Protected requests auto-refresh expired access tokens transparently, so most apps will not need to call refresh() explicitly.

Step-up authentication

const challenge = await client.requestStepUp("prld:pwd:write");
await client.sendStepUpOTP(challenge);
const next = await client.submitStepUpOTP(challenge, "123456");

client.getActiveStepUp() returns the most recent in-flight challenge so a UI can resume from a cold start.

Change password

After completing a step-up for prld:pwd:write:

await client.changePassword(new RedactedString("new-password"));

Manage active sessions

import { PreludeRevokeTarget } from "@prelude.so/react-native-auth-sdk";

const page = await client.listSessions({ limit: 20 });

await client.revokeSessions(PreludeRevokeTarget.others);
await client.revokeSessions(PreludeRevokeTarget.session(sessionID));
await client.revokeSessions(PreludeRevokeTarget.all);

Anti-fraud signals

The Prelude signals SDK is bundled and off by default. When a key is configured, the auth client stamps a Prelude dispatch_id onto unauthenticated logins. Configuration lives in the native manifest so the iOS key can't ship in an Android build, and vice versa.
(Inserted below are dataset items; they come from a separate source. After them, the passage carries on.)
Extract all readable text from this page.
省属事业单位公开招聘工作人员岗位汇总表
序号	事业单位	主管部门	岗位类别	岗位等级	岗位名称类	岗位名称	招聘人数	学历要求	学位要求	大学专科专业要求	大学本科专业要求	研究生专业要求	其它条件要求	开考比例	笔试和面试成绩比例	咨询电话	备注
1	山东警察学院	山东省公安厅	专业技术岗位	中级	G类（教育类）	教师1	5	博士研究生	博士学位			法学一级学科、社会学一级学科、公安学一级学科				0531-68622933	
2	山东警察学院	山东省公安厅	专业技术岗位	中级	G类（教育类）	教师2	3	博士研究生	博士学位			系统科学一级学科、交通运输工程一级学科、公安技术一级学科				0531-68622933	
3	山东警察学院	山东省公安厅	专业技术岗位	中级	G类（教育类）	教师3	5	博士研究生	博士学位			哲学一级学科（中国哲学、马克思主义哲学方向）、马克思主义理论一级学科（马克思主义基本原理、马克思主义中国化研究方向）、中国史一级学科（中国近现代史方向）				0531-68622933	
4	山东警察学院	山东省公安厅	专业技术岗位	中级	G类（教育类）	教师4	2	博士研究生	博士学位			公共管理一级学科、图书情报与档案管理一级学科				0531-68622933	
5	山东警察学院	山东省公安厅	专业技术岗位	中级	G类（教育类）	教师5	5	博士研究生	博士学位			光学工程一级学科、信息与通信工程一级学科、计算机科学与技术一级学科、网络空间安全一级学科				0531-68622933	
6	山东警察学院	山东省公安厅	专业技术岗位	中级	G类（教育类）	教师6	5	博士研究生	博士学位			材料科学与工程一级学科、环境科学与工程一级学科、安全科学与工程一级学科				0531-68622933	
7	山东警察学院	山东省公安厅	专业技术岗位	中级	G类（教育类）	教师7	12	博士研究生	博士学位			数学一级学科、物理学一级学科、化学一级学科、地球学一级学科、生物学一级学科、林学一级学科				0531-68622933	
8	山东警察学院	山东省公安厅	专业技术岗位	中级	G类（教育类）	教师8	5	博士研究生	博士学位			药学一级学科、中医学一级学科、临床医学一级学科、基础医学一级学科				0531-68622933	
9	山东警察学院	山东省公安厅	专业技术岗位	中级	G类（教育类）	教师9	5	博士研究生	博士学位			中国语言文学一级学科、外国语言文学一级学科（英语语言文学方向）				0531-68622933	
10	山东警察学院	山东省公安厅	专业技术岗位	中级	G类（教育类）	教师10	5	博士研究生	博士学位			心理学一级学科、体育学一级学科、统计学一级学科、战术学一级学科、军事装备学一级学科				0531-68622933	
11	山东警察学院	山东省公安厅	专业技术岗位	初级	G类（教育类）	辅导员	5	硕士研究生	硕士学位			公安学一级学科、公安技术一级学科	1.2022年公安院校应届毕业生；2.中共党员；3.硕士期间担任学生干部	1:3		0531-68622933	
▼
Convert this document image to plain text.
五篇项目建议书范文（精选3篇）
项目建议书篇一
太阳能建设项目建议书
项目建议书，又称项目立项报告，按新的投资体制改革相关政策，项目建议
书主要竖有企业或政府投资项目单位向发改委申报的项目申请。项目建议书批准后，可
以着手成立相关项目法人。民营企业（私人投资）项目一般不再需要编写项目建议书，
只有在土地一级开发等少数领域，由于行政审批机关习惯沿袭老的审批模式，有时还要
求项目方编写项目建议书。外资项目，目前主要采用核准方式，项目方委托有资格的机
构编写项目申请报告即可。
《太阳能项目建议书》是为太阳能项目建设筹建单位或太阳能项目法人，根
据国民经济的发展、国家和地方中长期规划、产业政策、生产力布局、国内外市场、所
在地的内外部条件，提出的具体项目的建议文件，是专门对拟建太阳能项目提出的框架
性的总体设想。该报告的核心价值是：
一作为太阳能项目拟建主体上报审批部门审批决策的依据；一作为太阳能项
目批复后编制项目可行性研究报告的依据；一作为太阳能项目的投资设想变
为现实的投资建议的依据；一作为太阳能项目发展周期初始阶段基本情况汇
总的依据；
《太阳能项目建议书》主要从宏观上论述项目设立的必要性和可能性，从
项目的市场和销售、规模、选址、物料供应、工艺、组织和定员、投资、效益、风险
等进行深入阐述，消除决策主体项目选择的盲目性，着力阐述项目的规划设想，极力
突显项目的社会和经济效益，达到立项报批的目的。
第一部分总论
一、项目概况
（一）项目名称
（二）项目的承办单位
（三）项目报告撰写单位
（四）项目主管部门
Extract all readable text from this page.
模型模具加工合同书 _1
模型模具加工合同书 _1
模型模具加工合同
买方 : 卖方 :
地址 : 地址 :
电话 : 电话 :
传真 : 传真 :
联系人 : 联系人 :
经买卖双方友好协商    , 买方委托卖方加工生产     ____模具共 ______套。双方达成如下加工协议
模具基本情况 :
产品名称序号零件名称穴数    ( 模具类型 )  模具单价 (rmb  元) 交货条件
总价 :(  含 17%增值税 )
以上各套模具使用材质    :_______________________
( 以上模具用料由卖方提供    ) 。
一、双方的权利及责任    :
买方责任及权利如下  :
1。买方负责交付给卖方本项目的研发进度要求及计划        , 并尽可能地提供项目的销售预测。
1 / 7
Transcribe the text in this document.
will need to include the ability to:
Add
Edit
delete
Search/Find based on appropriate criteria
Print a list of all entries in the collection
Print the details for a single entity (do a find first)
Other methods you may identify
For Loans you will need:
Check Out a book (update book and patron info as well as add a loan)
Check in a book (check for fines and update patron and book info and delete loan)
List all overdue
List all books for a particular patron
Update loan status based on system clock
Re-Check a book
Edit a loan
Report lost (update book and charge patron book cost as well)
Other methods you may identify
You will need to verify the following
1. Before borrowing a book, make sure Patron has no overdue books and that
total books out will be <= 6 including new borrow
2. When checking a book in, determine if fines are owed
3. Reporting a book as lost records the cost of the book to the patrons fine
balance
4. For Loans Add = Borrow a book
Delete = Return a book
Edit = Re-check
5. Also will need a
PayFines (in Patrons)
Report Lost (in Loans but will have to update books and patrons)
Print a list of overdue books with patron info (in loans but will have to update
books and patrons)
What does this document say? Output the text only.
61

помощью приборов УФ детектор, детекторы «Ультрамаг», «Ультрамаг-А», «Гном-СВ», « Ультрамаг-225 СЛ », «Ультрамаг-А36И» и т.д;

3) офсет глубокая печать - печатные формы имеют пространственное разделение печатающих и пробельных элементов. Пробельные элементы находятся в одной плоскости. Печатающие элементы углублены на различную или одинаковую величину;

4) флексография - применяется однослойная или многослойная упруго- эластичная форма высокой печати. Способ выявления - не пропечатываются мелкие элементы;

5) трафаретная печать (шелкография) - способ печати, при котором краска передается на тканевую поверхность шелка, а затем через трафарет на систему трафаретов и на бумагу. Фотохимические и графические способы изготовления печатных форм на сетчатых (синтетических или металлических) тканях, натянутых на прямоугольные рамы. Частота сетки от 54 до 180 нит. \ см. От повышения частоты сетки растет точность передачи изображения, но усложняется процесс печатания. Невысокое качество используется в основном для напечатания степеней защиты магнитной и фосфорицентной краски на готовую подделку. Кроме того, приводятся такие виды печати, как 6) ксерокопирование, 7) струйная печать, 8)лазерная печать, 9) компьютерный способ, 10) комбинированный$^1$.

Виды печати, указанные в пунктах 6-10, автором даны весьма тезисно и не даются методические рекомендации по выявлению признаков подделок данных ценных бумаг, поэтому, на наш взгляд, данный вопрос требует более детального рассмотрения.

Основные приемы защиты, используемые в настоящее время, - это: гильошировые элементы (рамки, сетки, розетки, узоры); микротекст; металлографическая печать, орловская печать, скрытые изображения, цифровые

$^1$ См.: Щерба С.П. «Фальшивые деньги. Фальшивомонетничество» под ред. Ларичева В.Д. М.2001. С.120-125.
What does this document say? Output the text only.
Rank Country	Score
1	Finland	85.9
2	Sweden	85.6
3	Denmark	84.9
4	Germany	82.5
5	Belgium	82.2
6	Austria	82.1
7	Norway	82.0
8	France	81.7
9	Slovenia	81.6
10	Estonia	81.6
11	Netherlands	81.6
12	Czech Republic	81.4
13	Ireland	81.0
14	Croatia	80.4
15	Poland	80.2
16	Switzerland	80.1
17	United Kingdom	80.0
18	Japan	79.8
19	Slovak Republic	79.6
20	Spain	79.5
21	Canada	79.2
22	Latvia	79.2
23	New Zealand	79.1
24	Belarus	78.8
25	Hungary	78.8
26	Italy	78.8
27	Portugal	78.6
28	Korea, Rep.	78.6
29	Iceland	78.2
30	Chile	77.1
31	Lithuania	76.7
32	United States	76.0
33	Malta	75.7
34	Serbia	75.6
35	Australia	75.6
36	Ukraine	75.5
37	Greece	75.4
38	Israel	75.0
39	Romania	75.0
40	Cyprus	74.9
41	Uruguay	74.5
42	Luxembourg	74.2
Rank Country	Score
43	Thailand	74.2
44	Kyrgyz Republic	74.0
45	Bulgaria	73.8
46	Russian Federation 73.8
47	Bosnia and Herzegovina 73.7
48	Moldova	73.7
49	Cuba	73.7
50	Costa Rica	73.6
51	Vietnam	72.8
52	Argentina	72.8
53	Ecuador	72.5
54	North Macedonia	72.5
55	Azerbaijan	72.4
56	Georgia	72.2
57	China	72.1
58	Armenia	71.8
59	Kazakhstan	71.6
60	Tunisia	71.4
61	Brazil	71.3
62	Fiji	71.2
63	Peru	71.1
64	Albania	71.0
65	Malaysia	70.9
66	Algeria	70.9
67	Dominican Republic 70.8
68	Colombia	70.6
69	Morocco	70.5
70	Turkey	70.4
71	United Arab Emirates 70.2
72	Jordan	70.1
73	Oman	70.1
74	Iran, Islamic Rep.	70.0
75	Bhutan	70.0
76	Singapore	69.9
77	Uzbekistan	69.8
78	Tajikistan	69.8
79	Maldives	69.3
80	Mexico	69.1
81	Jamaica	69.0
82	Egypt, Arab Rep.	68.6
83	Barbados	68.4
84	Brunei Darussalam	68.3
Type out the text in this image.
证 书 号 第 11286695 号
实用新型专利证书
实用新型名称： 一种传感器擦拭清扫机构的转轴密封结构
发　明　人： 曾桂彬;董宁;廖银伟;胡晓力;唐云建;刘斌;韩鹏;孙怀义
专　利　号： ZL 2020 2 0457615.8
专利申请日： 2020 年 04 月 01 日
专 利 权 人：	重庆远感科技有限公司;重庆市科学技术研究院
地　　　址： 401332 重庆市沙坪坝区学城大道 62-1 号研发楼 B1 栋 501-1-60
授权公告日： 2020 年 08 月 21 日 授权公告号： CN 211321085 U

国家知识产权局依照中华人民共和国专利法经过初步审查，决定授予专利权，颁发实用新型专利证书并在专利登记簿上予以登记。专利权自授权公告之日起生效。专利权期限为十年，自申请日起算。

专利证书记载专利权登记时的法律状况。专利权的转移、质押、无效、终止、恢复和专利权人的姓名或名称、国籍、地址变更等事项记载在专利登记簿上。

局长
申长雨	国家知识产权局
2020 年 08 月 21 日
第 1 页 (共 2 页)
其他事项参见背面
iOS — add PreludeSDKKey to ios/<App>/Info.plist:

<key>PreludeSDKKey</key>
<string>sdk_ios_XXXXXXXXXXXXXXXX</string>

Android — add a <meta-data> entry inside <application> in android/app/src/main/AndroidManifest.xml:

<meta-data
    android:name="so.prelude.sdk_key"
    android:value="sdk_android_XXXXXXXXXXXXXXXX" />

Platform note (v0.2.0): signals dispatch is currently active on Android only. iOS accepts the same configuration surface and is wire-compatible, but dispatch_id is not attached on iOS in this release. Full iOS support lands in a follow-up.

Disposing the client

Call dispose() when you're done with a client so the native session is released:

await client.dispose();

After disposal every other method on the instance throws DisposedError. Create a new PreludeAuthClient to start a fresh logical session.

About

Prelude Session SDK for React Native — OTP login, password login, refresh, step-up, and signed sessions on iOS and Android.